As for skill, the numbers tell two different tales over the course of the year. The first five games, Maxwell was highly over compensated. The situation after that, however, tells a different story. His season overall was enough to have him listed as eleventh overall at his position. Keep in mind that most of his statistical incline came after a benching. This was after joining a third team, one featuring a rookie defensive coordinator, rookie Head Coach, and a return to a style of play Maxwell was not asked to play during his time with the Philadelphia Eagles. His four forced fumbles actually ranked second in the NFL, and most of those came again over the course of roughly half a season.

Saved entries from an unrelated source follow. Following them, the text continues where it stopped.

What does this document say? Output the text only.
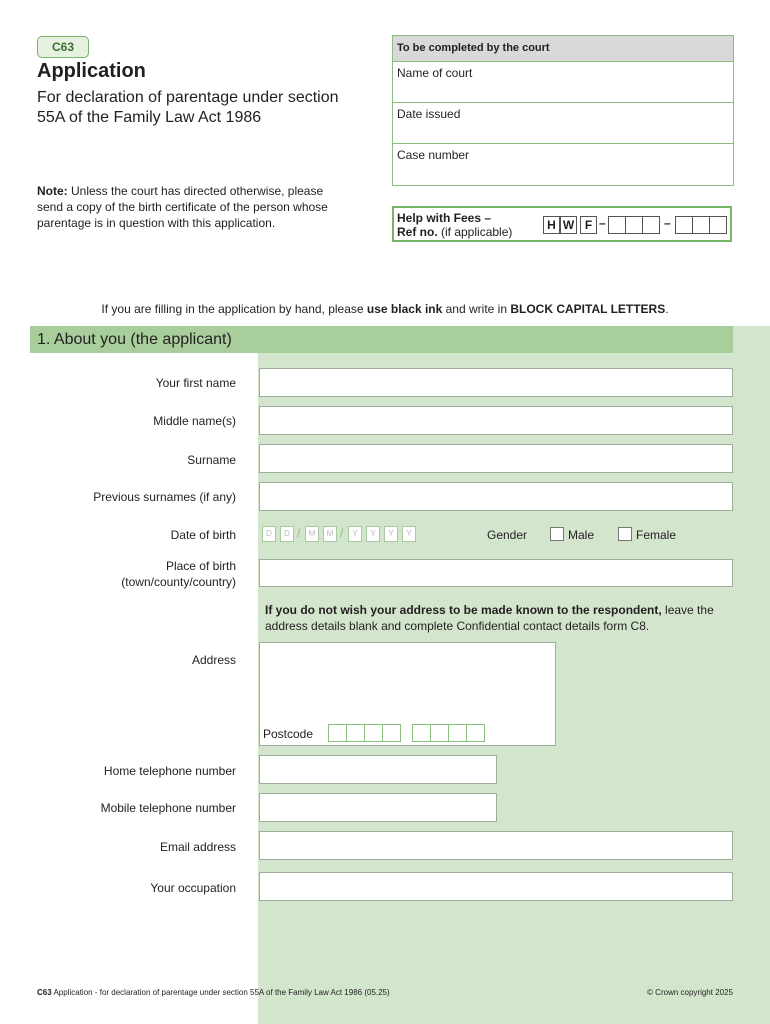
C63
Application
For declaration of parentage under section 55A of the Family Law Act 1986
Note: Unless the court has directed otherwise, please send a copy of the birth certificate of the person whose parentage is in question with this application.
To be completed by the court
Name of court
Date issued
Case number
Help with Fees –
Ref no. (if applicable)	H W F –	–
If you are filling in the application by hand, please use black ink and write in BLOCK CAPITAL LETTERS.
1. About you (the applicant)
Your first name
Middle name(s)
Surname
Previous surnames (if any)
Date of birth	D	D /	M	M /	Y	Y	Y	Y	Gender	Male	Female
Place of birth
(town/county/country)
If you do not wish your address to be made known to the respondent, leave the address details blank and complete Confidential contact details form C8.
Address
Postcode
Home telephone number
Mobile telephone number
Email address
Your occupation
C63 Application - for declaration of parentage under section 55A of the Family Law Act 1986 (05.25)	© Crown copyright 2025
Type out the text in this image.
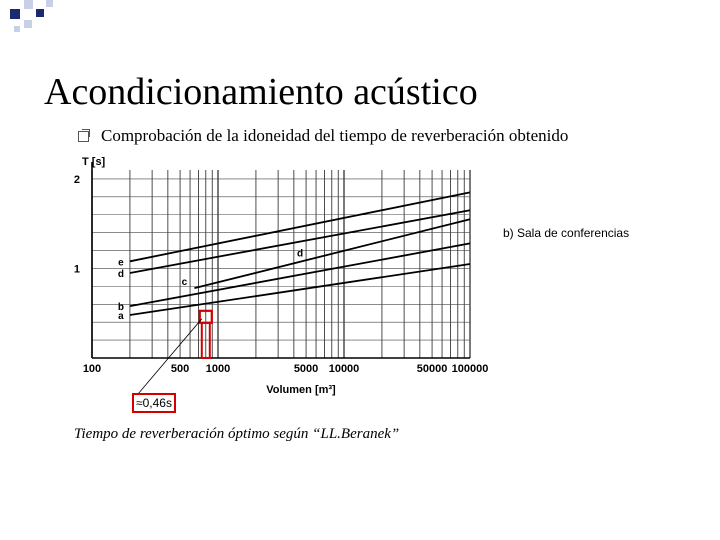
Acondicionamiento acústico
Comprobación de la idoneidad del tiempo de reverberación obtenido
T [s]
1
2
100	500 1000	5000 10000	50000 100000
Volumen [m³]
a
b
c
d
e
d
b) Sala de conferencias
≈0,46s
Tiempo de reverberación óptimo según “LL.Beranek”
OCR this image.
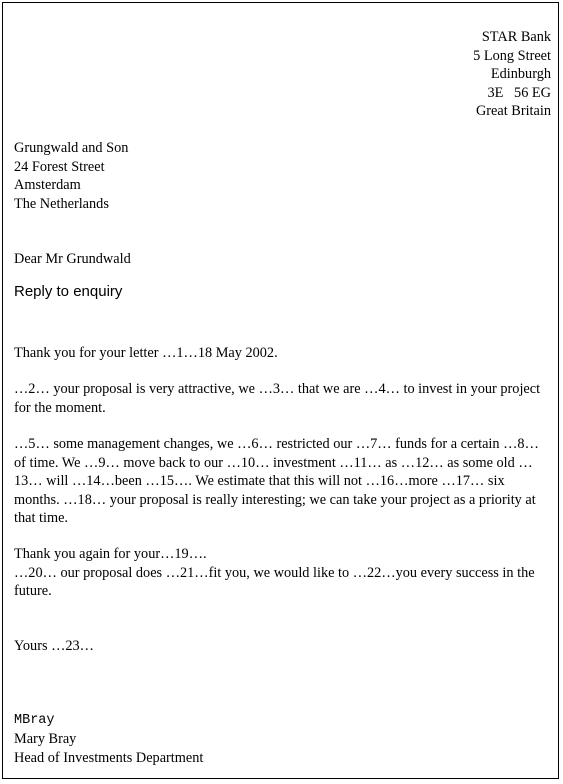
STAR Bank
5 Long Street
Edinburgh
3E   56 EG
Great Britain
Grungwald and Son
24 Forest Street
Amsterdam
The Netherlands
Dear Mr Grundwald
Reply to enquiry
Thank you for your letter …1…18 May 2002.
…2… your proposal is very attractive, we …3… that we are …4… to invest in your project for the moment.
…5… some management changes, we …6… restricted our …7… funds for a certain …8…of time. We …9… move back to our …10… investment …11… as …12… as some old …13… will …14…been …15…. We estimate that this will not …16…more …17… six months. …18… your proposal is really interesting; we can take your project as a priority at that time.
Thank you again for your…19….
…20… our proposal does …21…fit you, we would like to …22…you every success in the future.
Yours …23…
MBray
Mary Bray
Head of Investments Department
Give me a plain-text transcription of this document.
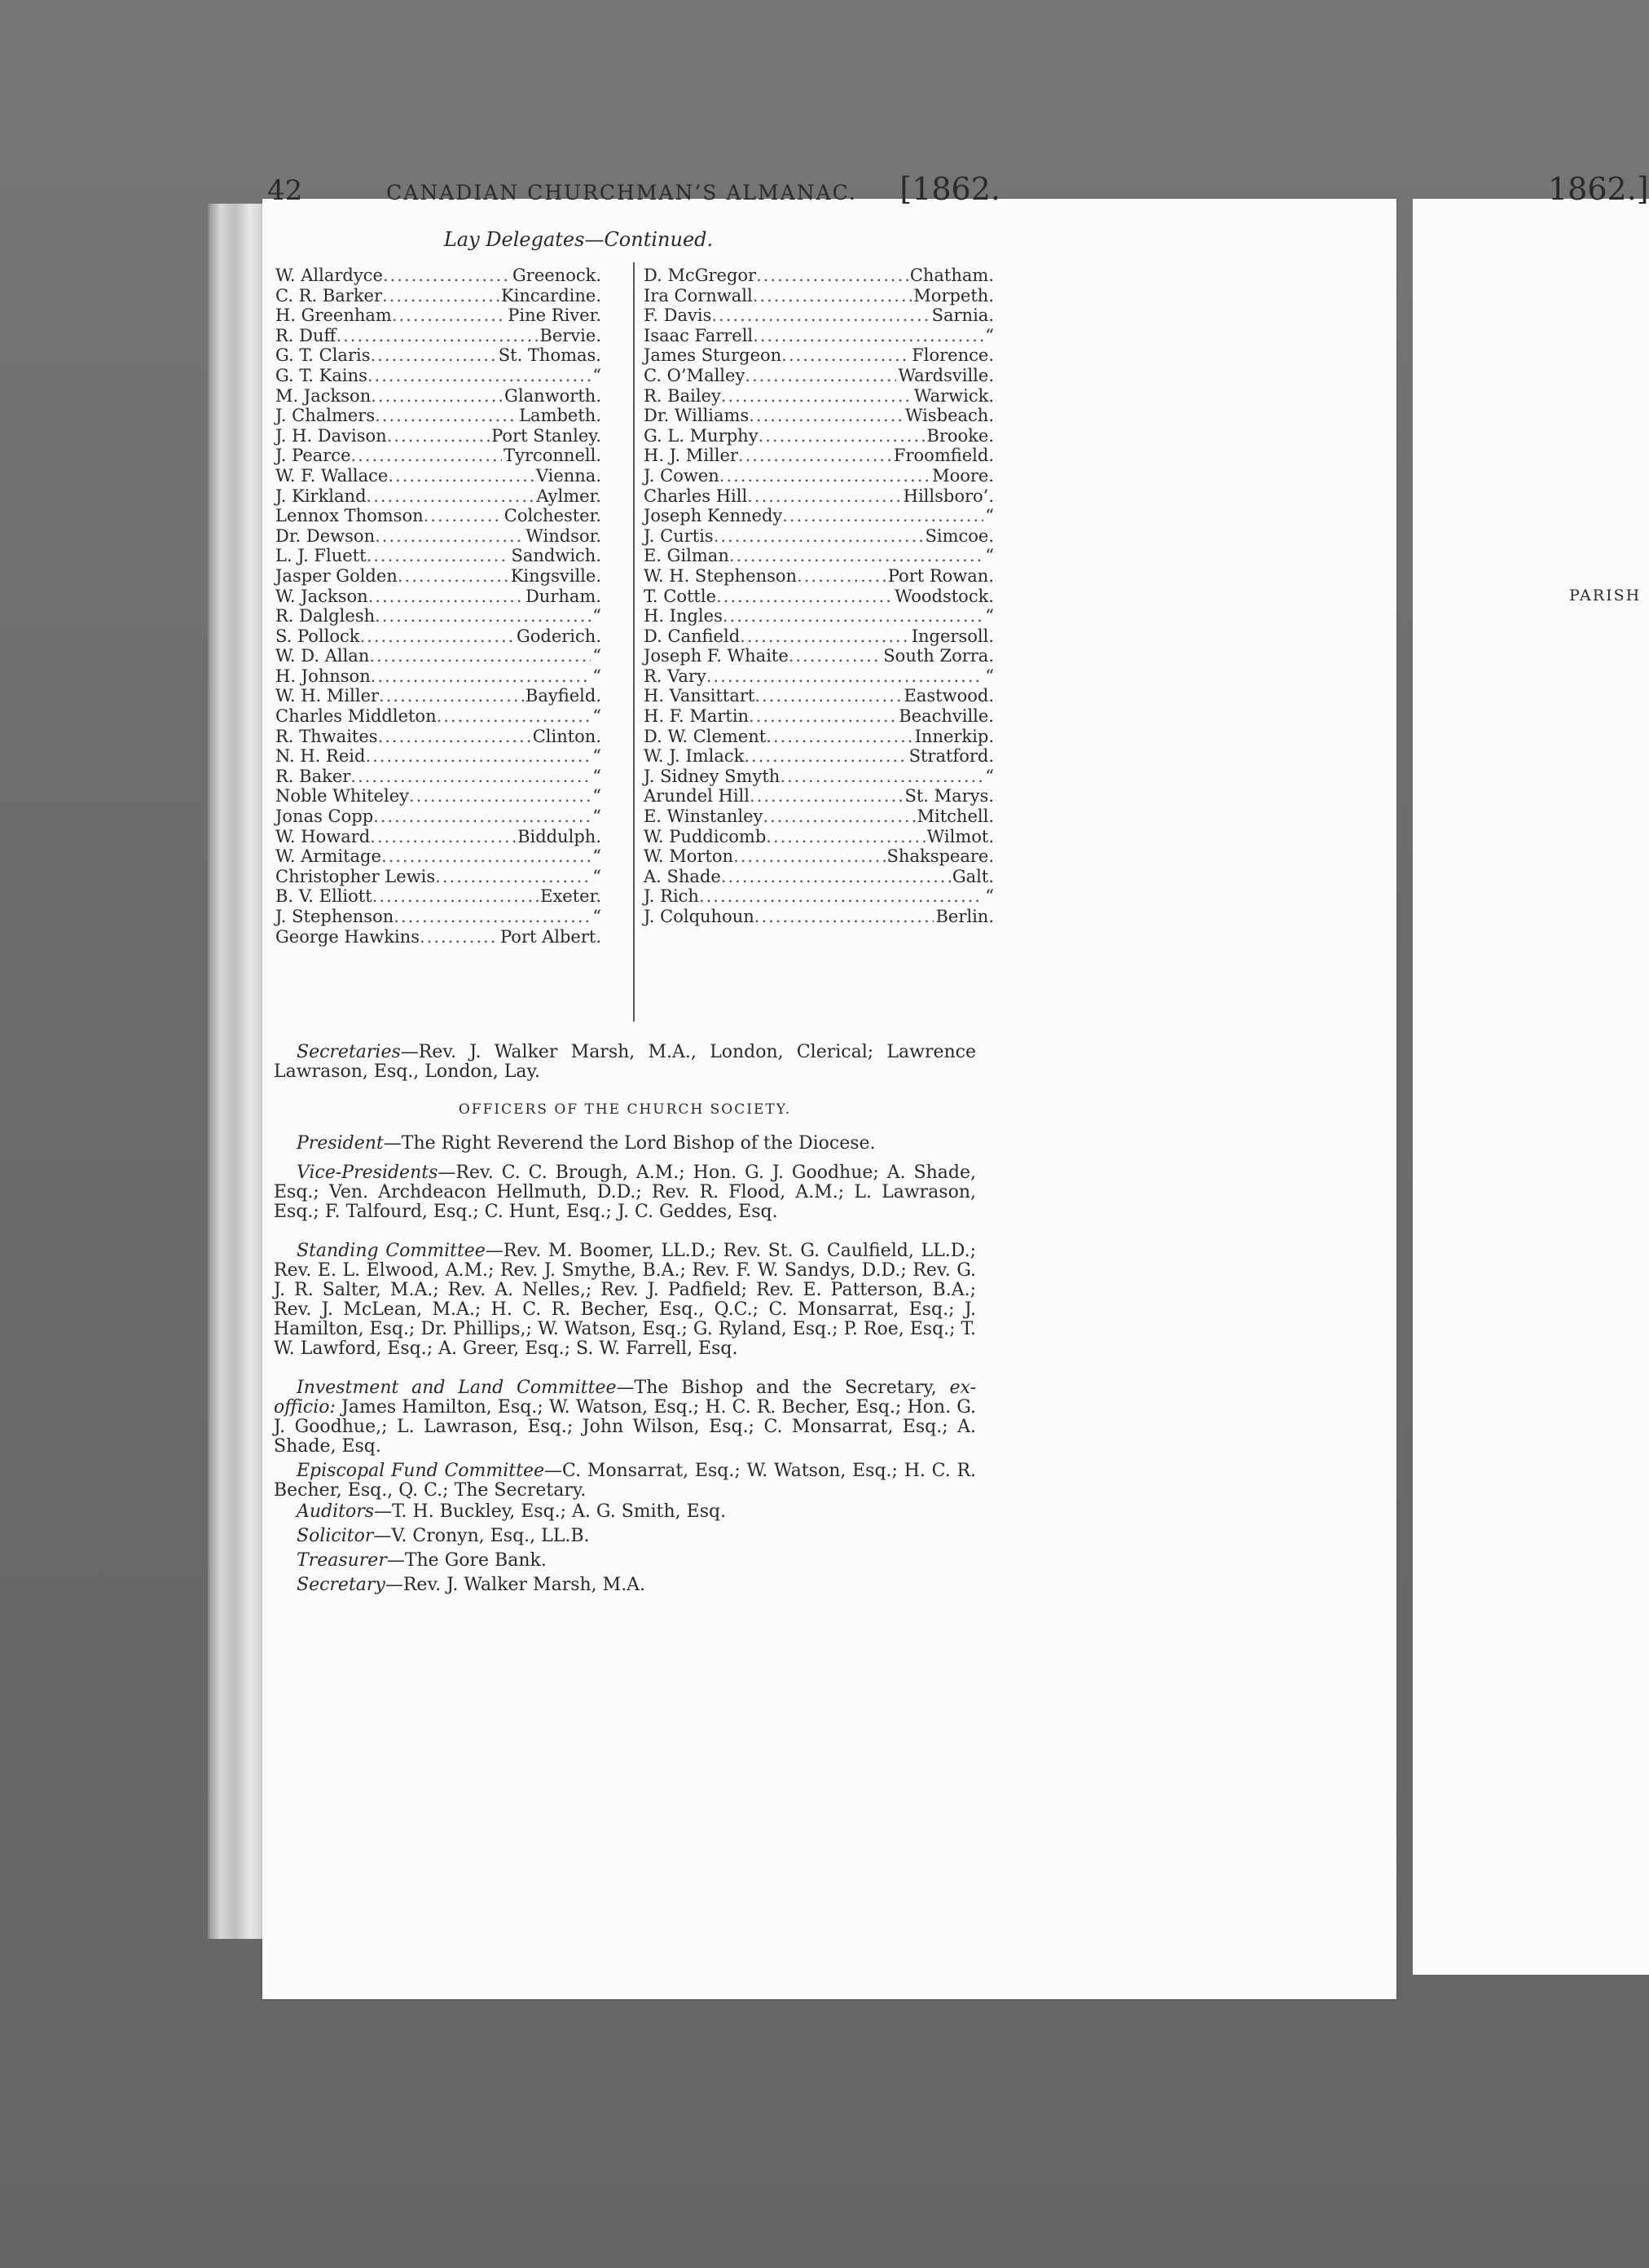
42	CANADIAN CHURCHMAN’S ALMANAC.	[1862.
Lay Delegates—Continued.
W. Allardyce .....	Greenock.
C. R. Barker .....	Kincardine.
H. Greenham .....	Pine River.
R. Duff .....	Bervie.
G. T. Claris .....	St. Thomas.
G. T. Kains .....	“
M. Jackson .....	Glanworth.
J. Chalmers .....	Lambeth.
J. H. Davison .....	Port Stanley.
J. Pearce .....	Tyrconnell.
W. F. Wallace .....	Vienna.
J. Kirkland .....	Aylmer.
Lennox Thomson .....	Colchester.
Dr. Dewson .....	Windsor.
L. J. Fluett .....	Sandwich.
Jasper Golden .....	Kingsville.
W. Jackson .....	Durham.
R. Dalglesh .....	“
S. Pollock .....	Goderich.
W. D. Allan .....	“
H. Johnson .....	“
W. H. Miller .....	Bayfield.
Charles Middleton .....	“
R. Thwaites .....	Clinton.
N. H. Reid .....	“
R. Baker .....	“
Noble Whiteley .....	“
Jonas Copp .....	“
W. Howard .....	Biddulph.
W. Armitage .....	“
Christopher Lewis .....	“
B. V. Elliott .....	Exeter.
J. Stephenson .....	“
George Hawkins .....	Port Albert.
D. McGregor .....	Chatham.
Ira Cornwall .....	Morpeth.
F. Davis .....	Sarnia.
Isaac Farrell .....	“
James Sturgeon .....	Florence.
C. O’Malley .....	Wardsville.
R. Bailey .....	Warwick.
Dr. Williams .....	Wisbeach.
G. L. Murphy .....	Brooke.
H. J. Miller .....	Froomfield.
J. Cowen .....	Moore.
Charles Hill .....	Hillsboro’.
Joseph Kennedy .....	“
J. Curtis .....	Simcoe.
E. Gilman .....	“
W. H. Stephenson .....	Port Rowan.
T. Cottle .....	Woodstock.
H. Ingles .....	“
D. Canfield .....	Ingersoll.
Joseph F. Whaite .....	South Zorra.
R. Vary .....	“
H. Vansittart .....	Eastwood.
H. F. Martin .....	Beachville.
D. W. Clement .....	Innerkip.
W. J. Imlack .....	Stratford.
J. Sidney Smyth .....	“
Arundel Hill .....	St. Marys.
E. Winstanley .....	Mitchell.
W. Puddicomb .....	Wilmot.
W. Morton .....	Shakspeare.
A. Shade .....	Galt.
J. Rich .....	“
J. Colquhoun .....	Berlin.
Secretaries—Rev. J. Walker Marsh, M.A., London, Clerical; Lawrence Lawrason, Esq., London, Lay.
OFFICERS OF THE CHURCH SOCIETY.
President—The Right Reverend the Lord Bishop of the Diocese.
Vice-Presidents—Rev. C. C. Brough, A.M.; Hon. G. J. Goodhue; A. Shade, Esq.; Ven. Archdeacon Hellmuth, D.D.; Rev. R. Flood, A.M.; L. Lawrason, Esq.; F. Talfourd, Esq.; C. Hunt, Esq.; J. C. Geddes, Esq.
Standing Committee—Rev. M. Boomer, LL.D.; Rev. St. G. Caulfield, LL.D.; Rev. E. L. Elwood, A.M.; Rev. J. Smythe, B.A.; Rev. F. W. Sandys, D.D.; Rev. G. J. R. Salter, M.A.; Rev. A. Nelles,; Rev. J. Padfield; Rev. E. Patterson, B.A.; Rev. J. McLean, M.A.; H. C. R. Becher, Esq., Q.C.; C. Monsarrat, Esq.; J. Hamilton, Esq.; Dr. Phillips,; W. Watson, Esq.; G. Ryland, Esq.; P. Roe, Esq.; T. W. Lawford, Esq.; A. Greer, Esq.; S. W. Farrell, Esq.
Investment and Land Committee—The Bishop and the Secretary, ex-officio: James Hamilton, Esq.; W. Watson, Esq.; H. C. R. Becher, Esq.; Hon. G. J. Goodhue,; L. Lawrason, Esq.; John Wilson, Esq.; C. Monsarrat, Esq.; A. Shade, Esq.
Episcopal Fund Committee—C. Monsarrat, Esq.; W. Watson, Esq.; H. C. R. Becher, Esq., Q. C.; The Secretary.
Auditors—T. H. Buckley, Esq.; A. G. Smith, Esq.
Solicitor—V. Cronyn, Esq., LL.B.
Treasurer—The Gore Bank.
Secretary—Rev. J. Walker Marsh, M.A.
1862.]
PARISH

Another factor was his role on the defense. He went from number one corner in Philly, to basically what equates to grandmaster status in the course of one year. Meaning his role was that of not only glue, but also training manual to the young guys on the Dolphins roster. A majority of this after losing what is possibly the best player on the team in Reshad Jones, meaning instead of safety help, he was forced to pretty much play on an island while covering most teams’ number one receivers.
Before looking at Maxwell’s total state of play, we should also look at what was being asked of him. To most that say that $10 million is a lot to pay an average cornerback, I say not only should you ask yourself how much the cornerback position is typically paid, but also how much should a player being asked to do so much get paid as well. Yes $10 million is a lot by most standards, but no one thinks they should get minimum wage when asked to do more at their job than most.
I think we undervalue Maxwell’s role on this defense. As for his boasts about Miami being the next Legion of Boom, before we start questioning his sanity, let’s also remember that its part of his job to both motivate and bring that claim to fruition.